Барски позаботился, чтобы обе комнаты были обставлены со всем возможным в условиях клиники уютом. Но перевезти сюда с Паркштрассе свой платяной шкаф и нужные для работы материалы Норма пока не удосужилась. Здесь находилось только то, что она взяла перед поездкой в Ниццу. Чемодан лежал на постели. В Гамбург они вернулись перед обедом, а кажется, будто с тех пор прошла целая вечность. Норма открыла чемодан и принялась раскладывать вещи на полках белого больничного шкафа. Аккуратно переложив все, села на постель. Уставилась прямо перед собой. Потом выдвинула ящичек белого металлического столика. В нем лежали фотографии Пьера и сына в рамках. Она захватила их с собой из дому. Там ей в последнее время было невмоготу смотреть на них, а здесь они превратились как бы в стержень ее существования, в якорь, не дававший сорваться в открытое бушующее море. Она долго смотрела на фотографии, поставила их на столик. У мальчика была отцовская улыбка. Как они были похожи друг на друга, подумала Норма. А теперь оба мертвы. И только я одна осталась здесь. Я должна здесь задержаться. Я должна найти убийц моего мальчика. А потом… Ей вспомнился пустой ресторан в аэропорту Ниццы, нереальная тишина в нем, море, ежеминутно менявшее свой цвет. И Барски, который сидел напротив. Ведь это было всего лишь сегодня утром, удивилась она. Сегодня утром. Не надо думать об этом. Нет, надо. Ведь ничего похожего мне не приходилось переживать никогда в жизни. Барски тоже, я уверена.
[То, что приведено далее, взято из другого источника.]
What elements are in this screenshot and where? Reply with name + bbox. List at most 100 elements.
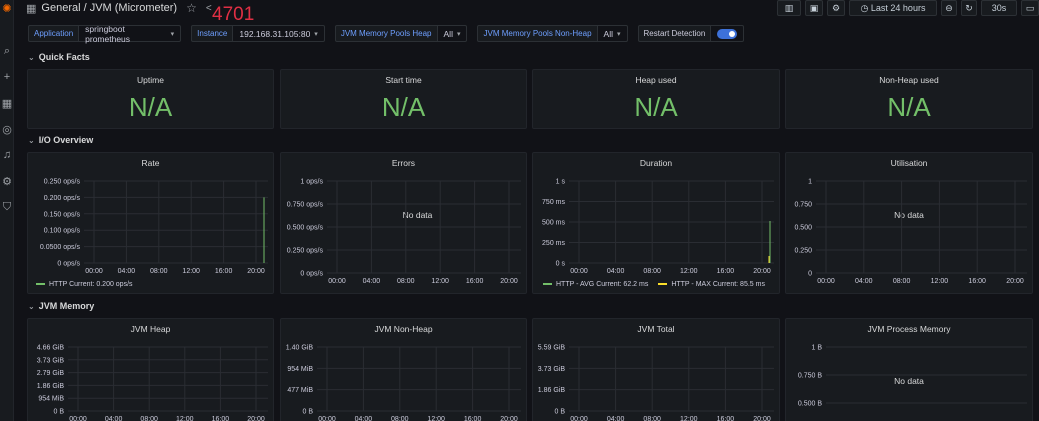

Знаете ли вы об этом, где бы вы сейчас ни были, думала она, глядя на фотографии. Или даже не подозреваете? Хорошо было бы, если бы после смерти никто ничего не знал и ни о чем не догадывался. Ни о чем! Нет, ничего хорошего в этом нет. Я сама живу только потому, что внушаю себе, будто Пьер живет где-то и что мой мальчик тоже где-то живет, и оба они думают и помнят обо мне, как я думаю и помню о них. Как Барски помнит о своей Бравке и надеется, что Бравка помнит о нем. Барски верит в Бога. Он верит в Бога и в загробную жизнь. Ему хорошо. Вера придает ему сил. А я ни во что не верю. Нет я верю в Пьера и моего мальчика. И в то, что они живут во мне. Все хорошее, что было в них, перешло в меня. Оно вросло в меня. Неужели это и есть вечная жизнь, размышляла она. По крайней мере, мне хочется так думать.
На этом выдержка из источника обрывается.